Long before this year's Wimbledon final, Roger Federer had already made history. In a career spanning almost twenty years (he first won the junior title at the All England Club in 1998), he's repeatedly set the bar for professional tennis and continues to amaze critics, fans, and fellow competitors. Amongst his plethora of achievements over the years, the biggest is his staggering number of Grand Slams; no other male tennis player has ever won as many. His most recent Wimbledon win--an insurmountable eighth--was his nineteenth career major and it broke his own record, which was set earlier this year at the Australian Open.
Numbers aside, it goes without saying that Federer is, to this day, the most-adored player of the Open Era. He has an incredible fan base spanning across the entire globe and is revered on almost every court he steps foot on. I've been a fan for over a decade (the epic 2008 Wimbledon final against Rafael Nadal was a tremendous upset at the time) and, of all the individuals I admire, Federer is the one who most verges on something akin to idolisation. Even after years of watching him play, I'm continually astounded by his grace and his grit; I must have said it so many times, but I can never say it enough: watching his backhand is like watching unwritten poetry. He brings an artistry to the sport that, otherwise, I would never have thought possible. I enjoy tennis, I enjoy other tennis players, and whenever Federer decides to retire, I will (weep and wail) still watch tennis--but no one else will ever come as close to defining it.
Last weekend's men's final wasn't the best sporting match we could have hoped for, in terms of competition or grit or tension, but none of that should dull Federer's incomparable shine. During the course of the Championship, he played some of the best tennis that I, as a spectator, have seen him play in the last five years, he met each match with focus and sincerity, and he won the title without losing a single set to any of his opponents--no man has done that on a grass court in over four decades.

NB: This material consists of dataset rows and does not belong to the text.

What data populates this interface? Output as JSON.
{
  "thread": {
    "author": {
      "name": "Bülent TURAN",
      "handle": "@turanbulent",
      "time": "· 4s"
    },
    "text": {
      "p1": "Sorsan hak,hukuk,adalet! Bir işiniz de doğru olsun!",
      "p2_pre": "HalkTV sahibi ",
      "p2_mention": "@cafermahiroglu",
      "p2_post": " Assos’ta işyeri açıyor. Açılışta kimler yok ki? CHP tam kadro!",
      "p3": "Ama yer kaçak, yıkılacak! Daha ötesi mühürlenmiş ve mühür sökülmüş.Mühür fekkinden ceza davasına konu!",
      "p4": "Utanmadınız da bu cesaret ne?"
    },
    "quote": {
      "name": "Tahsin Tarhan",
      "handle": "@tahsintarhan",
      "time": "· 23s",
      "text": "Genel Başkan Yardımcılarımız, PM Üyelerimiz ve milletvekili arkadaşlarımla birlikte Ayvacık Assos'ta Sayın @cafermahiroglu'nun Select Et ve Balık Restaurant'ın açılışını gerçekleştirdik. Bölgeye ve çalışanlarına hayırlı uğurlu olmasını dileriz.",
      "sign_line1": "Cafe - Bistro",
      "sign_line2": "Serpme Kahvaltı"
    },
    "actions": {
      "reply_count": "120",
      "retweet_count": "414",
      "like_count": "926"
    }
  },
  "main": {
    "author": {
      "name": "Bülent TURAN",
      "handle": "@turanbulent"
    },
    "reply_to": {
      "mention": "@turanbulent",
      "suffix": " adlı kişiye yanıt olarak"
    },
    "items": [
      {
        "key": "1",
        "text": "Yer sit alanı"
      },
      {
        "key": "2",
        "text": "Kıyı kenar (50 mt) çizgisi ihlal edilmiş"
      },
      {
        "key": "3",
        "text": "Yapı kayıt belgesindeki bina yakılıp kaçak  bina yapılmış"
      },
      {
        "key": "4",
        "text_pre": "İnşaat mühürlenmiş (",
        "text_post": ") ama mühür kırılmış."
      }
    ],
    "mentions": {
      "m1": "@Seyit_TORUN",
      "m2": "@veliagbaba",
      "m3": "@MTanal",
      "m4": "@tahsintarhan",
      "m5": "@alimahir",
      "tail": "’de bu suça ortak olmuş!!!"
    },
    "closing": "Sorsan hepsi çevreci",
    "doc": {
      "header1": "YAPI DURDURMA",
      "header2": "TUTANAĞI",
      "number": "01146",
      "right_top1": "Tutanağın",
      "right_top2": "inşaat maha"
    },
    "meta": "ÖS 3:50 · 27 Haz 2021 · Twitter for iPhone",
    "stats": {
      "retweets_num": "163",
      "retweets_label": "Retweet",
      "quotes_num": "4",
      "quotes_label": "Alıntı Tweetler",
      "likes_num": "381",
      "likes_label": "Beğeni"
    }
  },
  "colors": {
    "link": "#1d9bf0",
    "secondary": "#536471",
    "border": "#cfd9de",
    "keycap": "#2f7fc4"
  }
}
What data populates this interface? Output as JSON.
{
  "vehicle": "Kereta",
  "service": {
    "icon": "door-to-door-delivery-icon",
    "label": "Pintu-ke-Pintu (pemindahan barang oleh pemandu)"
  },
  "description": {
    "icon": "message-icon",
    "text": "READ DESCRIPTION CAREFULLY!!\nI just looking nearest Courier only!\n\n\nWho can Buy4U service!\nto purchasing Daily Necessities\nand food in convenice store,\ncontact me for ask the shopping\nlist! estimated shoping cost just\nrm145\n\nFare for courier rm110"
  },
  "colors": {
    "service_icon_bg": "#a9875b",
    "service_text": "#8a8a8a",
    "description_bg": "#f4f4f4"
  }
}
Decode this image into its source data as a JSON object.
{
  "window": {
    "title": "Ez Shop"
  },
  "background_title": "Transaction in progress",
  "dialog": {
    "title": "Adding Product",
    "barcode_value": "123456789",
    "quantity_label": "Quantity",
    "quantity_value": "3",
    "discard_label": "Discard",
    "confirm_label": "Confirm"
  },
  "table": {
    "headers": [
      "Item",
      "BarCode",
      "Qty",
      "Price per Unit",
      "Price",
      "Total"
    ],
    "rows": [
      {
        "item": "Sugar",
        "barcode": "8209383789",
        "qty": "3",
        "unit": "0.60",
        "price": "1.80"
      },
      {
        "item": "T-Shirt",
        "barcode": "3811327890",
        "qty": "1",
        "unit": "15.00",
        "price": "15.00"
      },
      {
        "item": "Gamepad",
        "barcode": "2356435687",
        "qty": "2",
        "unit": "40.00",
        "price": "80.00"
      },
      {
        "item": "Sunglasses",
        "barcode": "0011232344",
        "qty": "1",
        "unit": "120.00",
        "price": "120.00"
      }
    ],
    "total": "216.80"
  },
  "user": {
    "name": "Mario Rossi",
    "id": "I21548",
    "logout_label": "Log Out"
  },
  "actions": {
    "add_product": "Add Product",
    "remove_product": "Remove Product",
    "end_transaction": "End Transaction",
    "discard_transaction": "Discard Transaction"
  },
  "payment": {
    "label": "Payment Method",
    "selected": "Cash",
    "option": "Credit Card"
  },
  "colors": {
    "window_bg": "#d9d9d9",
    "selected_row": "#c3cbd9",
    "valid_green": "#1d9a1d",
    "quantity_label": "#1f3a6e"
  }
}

I've always had a penchant for his 2012 victory, but I think 2017 might just be my favourite yet--not only because it truly is one for the history books, in terms of facts and figures, but because for the first time in a long time, Federer dictated his own success. Up until his triumph at the Rod Laver arena earlier this year, after six months away from competing, there were very few sports journalists who believed he could and would succeed in a Grand Slam again. There's much talk of this being his comeback, but quite honestly, he never really left. Federer is glorious, living proof that you're only ever done when you say that you're done, no one else. Beyond tennis--beyond all sport--that, as a concept alone, is remarkably inspiring. As a long-time admirer, he didn't need the trophy for me to ever believe he was capable of doing it--but seeing him lift it feels so, so good.